このようにブラウンシュヴァイクの市内で手工業親方と口論をする毎日であったボーテにとって自分の署名で『ティル・オイレンシュピーゲル』を含め出版することは極めて危険であった。だから無記名で彼の著作は出版された。そのためこの『ティル・オイレンシュピーゲル』も誰の作品か分からずにいたのである。唯一残っている彼が作成した徴税原簿の文字とこれらのボーテの作品の文字を比べて彼の作品であると明らかになり、更にこの『ティル・オイレンシュピーゲル』の90話から95話までの最初の文字がERMANB(ヘルマン・ボーテ)の名であることがわかり、このため『ティル・オイレンシュピーゲル』が彼の作品であると判明したのである。(ヘルマン・ボーテに関しての考察は阿部謹也さんが訳した『ティル・オイレンシュピーゲル』の解説に詳しい)
この様にこの話をよく読んでみると、「それはスカトロジーなどという近代の学者世界の用語とは無縁な世界であり、賤視の淵に沈みながら誇り高く、いかなる権威にも屈することなく、自らイエス・キリストや悪魔になぞえることさえはばからない人間の姿が浮かび上がってくる」。それはある意味ボーテの姿でもあったのではないかと思える。賤民視され、手工業親方から蔑まれる姿は、オイレンシュピーゲルと同様である。オイレンシュピーゲルが敵視する目は、ボーテの目でもあったのではないかとさえ思える。

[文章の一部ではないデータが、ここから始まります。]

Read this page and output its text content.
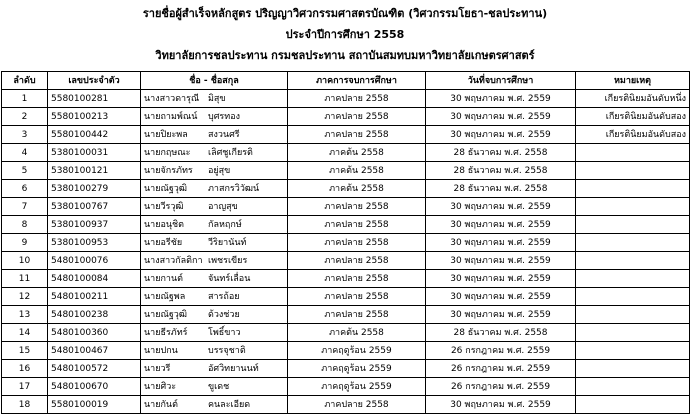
รายชื่อผู้สำเร็จหลักสูตร ปริญญาวิศวกรรมศาสตรบัณฑิต (วิศวกรรมโยธา-ชลประทาน)
ประจำปีการศึกษา 2558
วิทยาลัยการชลประทาน กรมชลประทาน สถาบันสมทบมหาวิทยาลัยเกษตรศาสตร์
ลำดับ	เลขประจำตัว	ชื่อ - ชื่อสกุล	ภาคการจบการศึกษา	วันที่จบการศึกษา	หมายเหตุ
1	5580100281	นางสาวดารุณี มิสุข	ภาคปลาย 2558	30 พฤษภาคม พ.ศ. 2559	เกียรตินิยมอันดับหนึ่ง
2	5580100213	นายถามพ์ณน์ บุศรทอง	ภาคปลาย 2558	30 พฤษภาคม พ.ศ. 2559	เกียรตินิยมอันดับสอง
3	5580100442	นายปิยะพล สงวนศรี	ภาคปลาย 2558	30 พฤษภาคม พ.ศ. 2559	เกียรตินิยมอันดับสอง
4	5380100031	นายกฤษณะ เลิศชูเกียรติ	ภาคต้น 2558	28 ธันวาคม พ.ศ. 2558	
5	5380100121	นายจักรภัทร อยู่สุข	ภาคต้น 2558	28 ธันวาคม พ.ศ. 2558	
6	5380100279	นายณัฐวุฒิ ภาสกรวิวัฒน์	ภาคต้น 2558	28 ธันวาคม พ.ศ. 2558	
7	5380100767	นายวีรวุฒิ อาญสุข	ภาคปลาย 2558	30 พฤษภาคม พ.ศ. 2559	
8	5380100937	นายอนุชิต กัลหฤกษ์	ภาคปลาย 2558	30 พฤษภาคม พ.ศ. 2559	
9	5380100953	นายอรีชัย วีริยานันท์	ภาคปลาย 2558	30 พฤษภาคม พ.ศ. 2559	
10	5480100076	นางสาวกัลติกา เพชรเขียร	ภาคปลาย 2558	30 พฤษภาคม พ.ศ. 2559	
11	5480100084	นายกานต์ จันทร์เลื่อน	ภาคปลาย 2558	30 พฤษภาคม พ.ศ. 2559	
12	5480100211	นายณัฐพล สารถ้อย	ภาคปลาย 2558	30 พฤษภาคม พ.ศ. 2559	
13	5480100238	นายณัฐวุฒิ ด้วงช่วย	ภาคปลาย 2558	30 พฤษภาคม พ.ศ. 2559	
14	5480100360	นายธีรภัทร์ โพธิ์ขาว	ภาคต้น 2558	28 ธันวาคม พ.ศ. 2558	
15	5480100467	นายปกน บรรจุชาติ	ภาคฤดูร้อน 2559	26 กรกฎาคม พ.ศ. 2559	
16	5480100572	นายวรี อัศวิทยานนท์	ภาคฤดูร้อน 2559	26 กรกฎาคม พ.ศ. 2559	
17	5480100670	นายศิวะ ขูเดช	ภาคฤดูร้อน 2559	26 กรกฎาคม พ.ศ. 2559	
18	5580100019	นายกันต์ คนละเอียด	ภาคปลาย 2558	30 พฤษภาคม พ.ศ. 2559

それではこの『ティル・オイレンシュピーゲル』から当時の生活環境がどう垣間見ることができるであろうか。試しに先に上げた51話から具体的に見てみたい。
ここで問題になるのは、何故親方はこうも偉そうな態度をとるのか?青い月曜日というのは何なのか?何故親方職人に仕事を任せ、ぶらぶら外へ出かけていくのか?その疑問を解くことで当時のヨーロッパ中世社会の姿が見えてくるのである。

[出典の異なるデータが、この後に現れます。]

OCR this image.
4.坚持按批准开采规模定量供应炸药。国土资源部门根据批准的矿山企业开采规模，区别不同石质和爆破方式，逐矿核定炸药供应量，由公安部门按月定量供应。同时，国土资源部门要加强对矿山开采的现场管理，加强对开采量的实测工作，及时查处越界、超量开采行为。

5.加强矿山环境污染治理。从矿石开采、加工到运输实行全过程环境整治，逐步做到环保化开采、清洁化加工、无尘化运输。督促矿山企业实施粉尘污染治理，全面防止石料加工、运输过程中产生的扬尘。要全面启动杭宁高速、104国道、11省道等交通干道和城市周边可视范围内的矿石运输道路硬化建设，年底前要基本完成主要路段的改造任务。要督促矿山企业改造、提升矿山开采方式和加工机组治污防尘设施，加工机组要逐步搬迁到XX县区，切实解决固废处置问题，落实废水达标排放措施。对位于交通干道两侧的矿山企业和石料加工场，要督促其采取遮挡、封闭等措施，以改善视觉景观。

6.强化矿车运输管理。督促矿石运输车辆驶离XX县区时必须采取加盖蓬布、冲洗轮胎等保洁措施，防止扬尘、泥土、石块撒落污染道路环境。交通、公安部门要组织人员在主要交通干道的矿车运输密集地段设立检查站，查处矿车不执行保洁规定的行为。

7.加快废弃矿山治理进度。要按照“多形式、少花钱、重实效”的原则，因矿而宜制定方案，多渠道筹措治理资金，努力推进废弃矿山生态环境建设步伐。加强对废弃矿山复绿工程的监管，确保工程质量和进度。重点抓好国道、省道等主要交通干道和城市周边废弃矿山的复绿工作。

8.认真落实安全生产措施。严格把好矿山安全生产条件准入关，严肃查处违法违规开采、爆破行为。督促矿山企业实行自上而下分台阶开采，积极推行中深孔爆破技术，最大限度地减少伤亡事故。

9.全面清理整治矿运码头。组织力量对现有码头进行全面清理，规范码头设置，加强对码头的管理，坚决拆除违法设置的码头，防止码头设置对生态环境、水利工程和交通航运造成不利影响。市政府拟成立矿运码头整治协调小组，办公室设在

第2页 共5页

まずはこの親方がどうしてこうも横柄で横暴な態度をとるのかである。
この親方が日曜日も青い月曜日(あとでこのことにはふれます)も休まずに働けとオイレンシュピーゲルに言える背景には、この頃は職人と親方の格差がかなり広がり、職人の立場がかなり弱い立場に置かれてしまったことが原因なのである。

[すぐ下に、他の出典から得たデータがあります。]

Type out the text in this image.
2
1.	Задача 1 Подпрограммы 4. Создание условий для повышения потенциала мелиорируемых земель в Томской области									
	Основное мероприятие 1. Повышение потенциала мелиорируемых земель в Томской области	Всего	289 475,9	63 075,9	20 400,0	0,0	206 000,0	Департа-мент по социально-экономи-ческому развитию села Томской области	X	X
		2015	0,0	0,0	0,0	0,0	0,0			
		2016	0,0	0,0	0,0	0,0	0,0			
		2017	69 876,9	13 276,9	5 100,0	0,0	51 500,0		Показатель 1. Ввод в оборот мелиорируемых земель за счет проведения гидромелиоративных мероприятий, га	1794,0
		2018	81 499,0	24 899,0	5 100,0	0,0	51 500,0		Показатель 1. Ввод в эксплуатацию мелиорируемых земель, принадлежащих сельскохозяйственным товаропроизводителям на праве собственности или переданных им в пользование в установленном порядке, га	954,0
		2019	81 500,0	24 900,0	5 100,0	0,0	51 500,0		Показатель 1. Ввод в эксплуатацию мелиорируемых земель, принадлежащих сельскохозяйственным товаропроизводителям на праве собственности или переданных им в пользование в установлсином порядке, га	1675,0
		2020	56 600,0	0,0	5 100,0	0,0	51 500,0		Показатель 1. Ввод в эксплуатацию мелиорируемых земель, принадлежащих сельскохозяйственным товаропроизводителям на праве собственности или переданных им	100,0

14世紀の中頃になると、都市の経済的発展は限界に達し、労働力は相対的に過剰になり、そのため同職組合の組合員である親方達は自分達の地位を守るため親方株を制限したりして、職人達との格差が広がりつつあった。職人達は仕事に就くことも難しくなり、あるいは将来親方になることさえかなわなくなりつつあった。こうなってくると親方の地位は上昇する。この様な背景があったから、51話の親方は横柄で横暴な態度をとるようになったのである。職人も休みも取らずに働けと親方の言うことを聞かざるを得なっかたのである。
こうして親方を含む都市上層部は貴族化する傾向にあり、立ち振る舞いにさえその傾向が見られ、親方のもってまわった言い方をするのもそのためである。51話で単純に強く打った方がいいといえばいいものを、「羊毛の打ち方はまずまずだが、もうちょっと高く(強く)打った方がいいだろう」というのもそういう背景があったのだ。
しかも貴族化していく親方は職人と一緒に仕事をしなくなり、仕事は職人に任せ、自分は散歩をしたりして、外でぶらぶらするのである。
オイレンシュピーゲルは、こうして親方がいない間に、親方の横暴な態度を逆手に取り、持って回った言い方を、そのまま受け取ることで、いたずらをして親方を困らせるのである。
こうした背景があるからオイレンシュピーゲルのいたずらが支持されるのであったのだ。
また「青い月曜日」とは、親方になれない職人達が、親方に対抗して日曜日に続いて月曜日も休みにしようという労働時間の短縮、休日の拡大のための運動が実を結んだものである。もちろん親方にしてみれば面白くないことであった。だからこの親方は「青い月曜日」も仕事をしろと言うのである。
何故「青い月曜日」というかと言うと、「青い日」とは「聖なる日」として祝い、休日にして英気を養うとも言われていたとか、日曜日に夜遅くまで酒を飲み大騒ぎをして、喧嘩騒動になり、翌日身体中青あざだらけになったからそう呼ばれるようになったとか言われている。あるいは毛織物を大青(染料)で染めるとき羊毛は12時間染料桶につけたうえに、そのあと同じ時間空気にさらして乾かさないといけないので、日曜日に染め付けを始めると、月曜日には職人達はすることがないから、そう呼んでいるとか言われている。
閑話休題
開高健さんの自伝的小説で『青い月曜日』というのがある。この題名について開高さんはニーチェの『ツァラトストラはかく語りき』にこの言葉があって、そこには日曜日に深酒をして、翌月曜日が二日酔いで青ざめ、へろへろになるから「青い月曜日」と呼んだという記述が気にいって自分の小説の題名に使ったというのを読んだことがある。これなんかも案外「青い月曜日」の由来であったりして・・・。
というわけでこの51話だけでもこれぐらい奥深い背景がこの話にはあるのである。民衆本を単に子供向けの話として片づけるのではなく、一つ一つの話を丹念に読んでいくと、当時の人達の生き方が見えてくるのである。案外一級の歴史的資料なのである。